Is the growth of a function discrete?

Question

The question is related to my previous post. We already know that $\log x\ll x\ll e^x$ as a growth of the function (how fast the function diverges). I wonder if there is a middle function $f$ such that $\log x\ll f\ll x$. More generally, if $f,g$ be a real function that diverges to infinity as $n\to\infty$ such that the growth $f\ll g$. Then can we find the function $h$ such that $f\ll h\ll g$?

I don't know what tag will be adequate. I hope someone add appropriate tag of this post.

Note: $f\ll g$ if $\lim_{x\to\infty}\frac{f(x)}{g(x)} = 0$.

Answer 1

You can always take the average of $f$ and $g$, namely $h(x)=(f(x)+g(x))/2$ to get $f(x)<h(x)<g(x)$. For $\log x <f(x) < x$, you could take for instance $f(x)= (\log x)^2$.

Answer 2

The geometric average $\sqrt{fg}$ should work, since $\frac f{\sqrt{fg}}$ and $\frac {\sqrt{fg}}g$ are both equal to $\sqrt\frac fg$, which approaches $0$ if $\frac fg$ does.

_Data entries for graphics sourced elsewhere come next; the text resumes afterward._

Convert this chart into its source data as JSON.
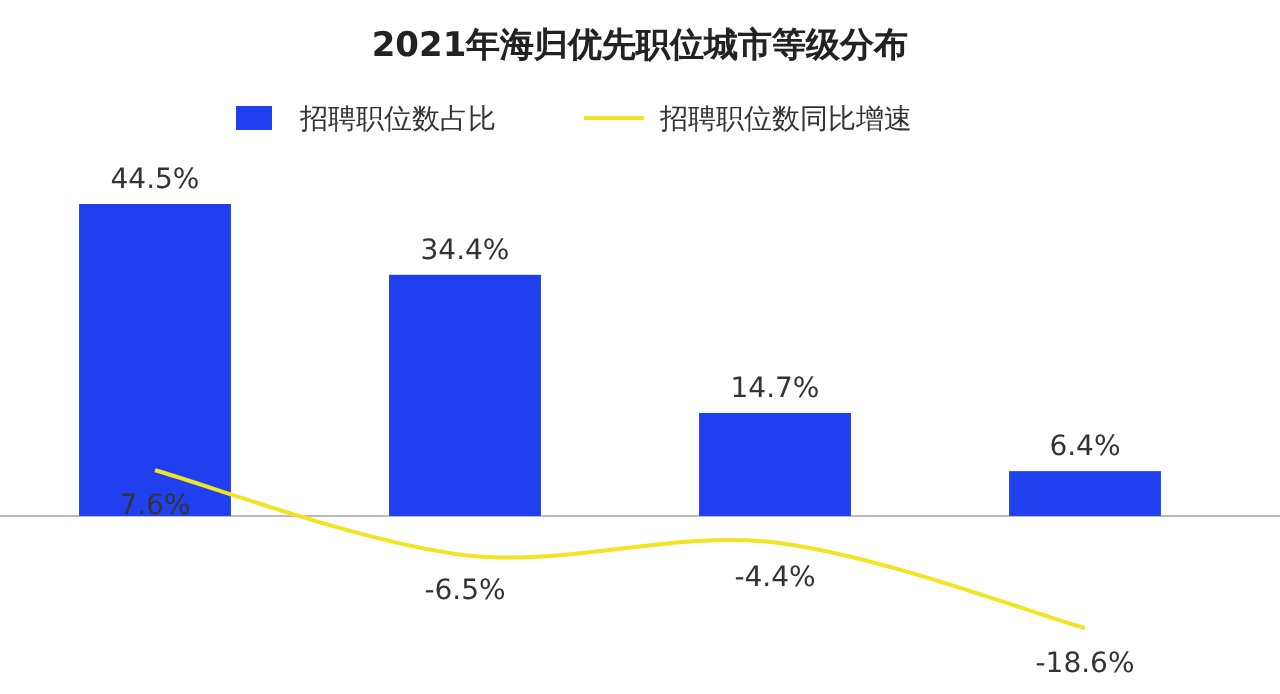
{
  "chart_data": [
    {
      "type": "bar",
      "title": "2021年海归优先职位城市等级分布",
      "categories": [
        null,
        null,
        null,
        null
      ],
      "legend": "top",
      "series": [
        {
          "name": "招聘职位数占比",
          "color": "#2040f0",
          "values": [
            44.5,
            34.4,
            14.7,
            6.4
          ],
          "value_labels": [
            "44.5%",
            "34.4%",
            "14.7%",
            "6.4%"
          ]
        }
      ]
    },
    {
      "type": "line",
      "categories": [
        null,
        null,
        null,
        null
      ],
      "legend": "top",
      "series": [
        {
          "name": "招聘职位数同比增速",
          "color": "#f2e422",
          "values": [
            7.6,
            -6.5,
            -4.4,
            -18.6
          ],
          "value_labels": [
            "7.6%",
            "-6.5%",
            "-4.4%",
            "-18.6%"
          ]
        }
      ]
    }
  ]
}
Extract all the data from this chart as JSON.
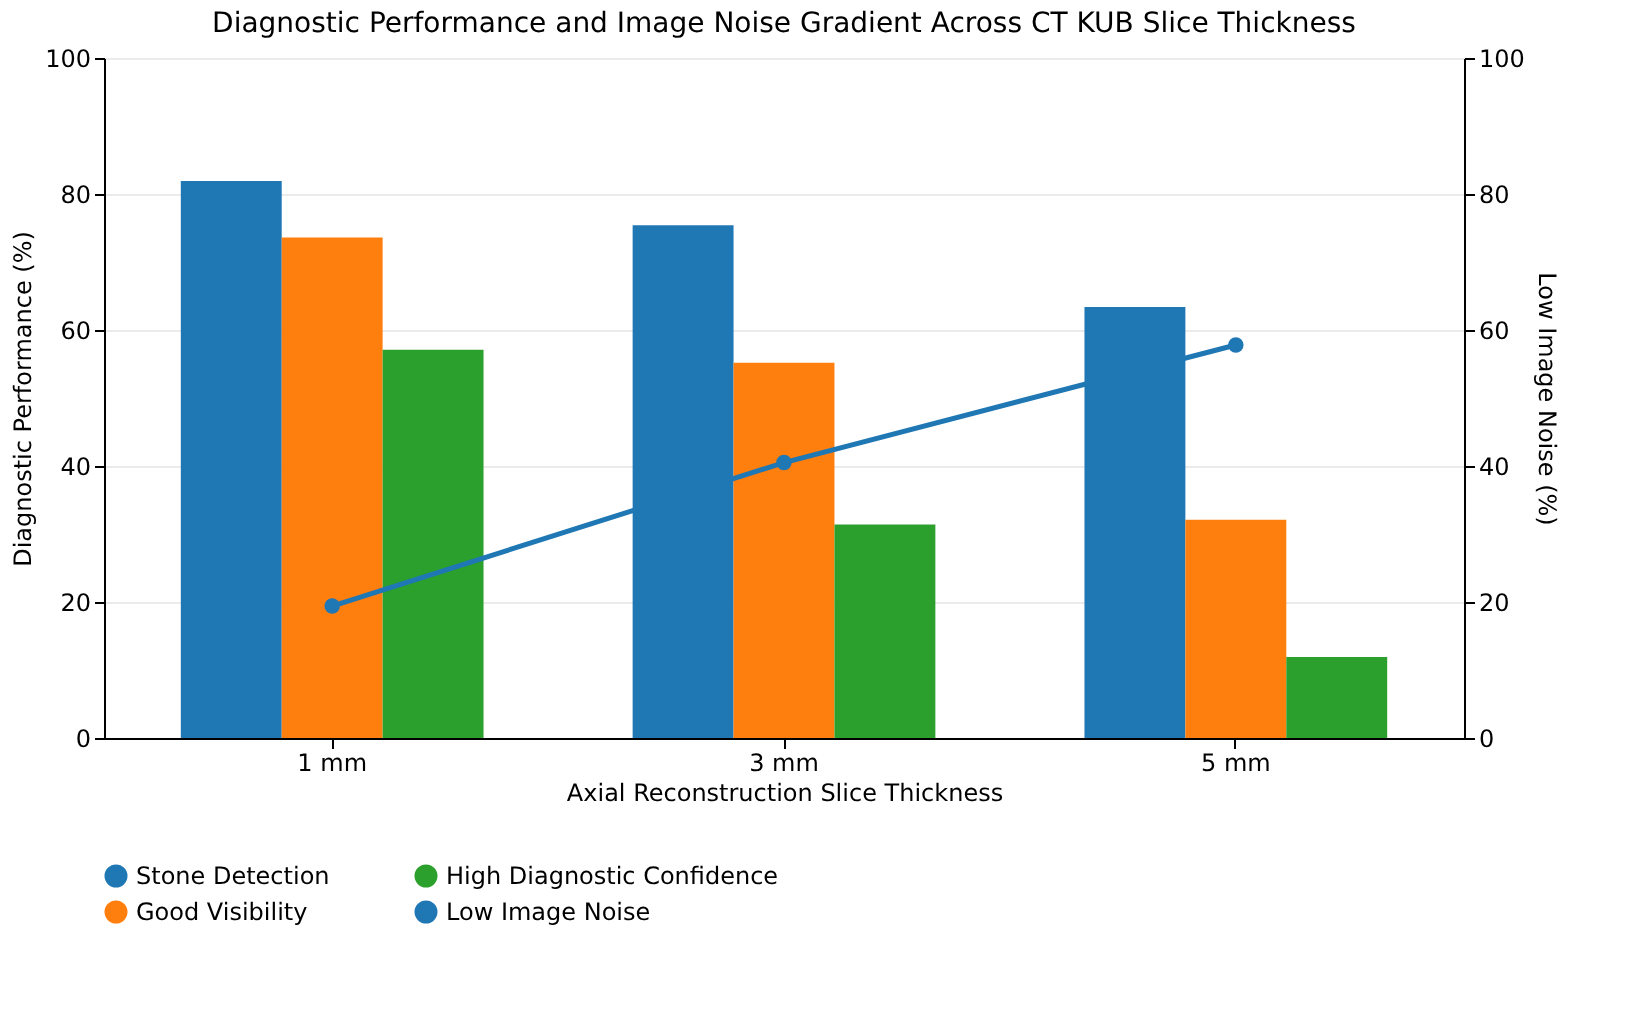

This is of course dependent on how you define the $<$ relation on functions. If we defined $f<g$ to mean $\lim_{x\to\infty}(g(x)-f(x))=\infty$, then the arithmetic average (Slugger's answer) would also work. The $<$ defined in this way is finer than the ordering provided by $O$-notation but arguably just as suitable for studying the order structure of function growth rates. I asked a related question (about an even finer ordering) that got some interesting references in the comments/answers.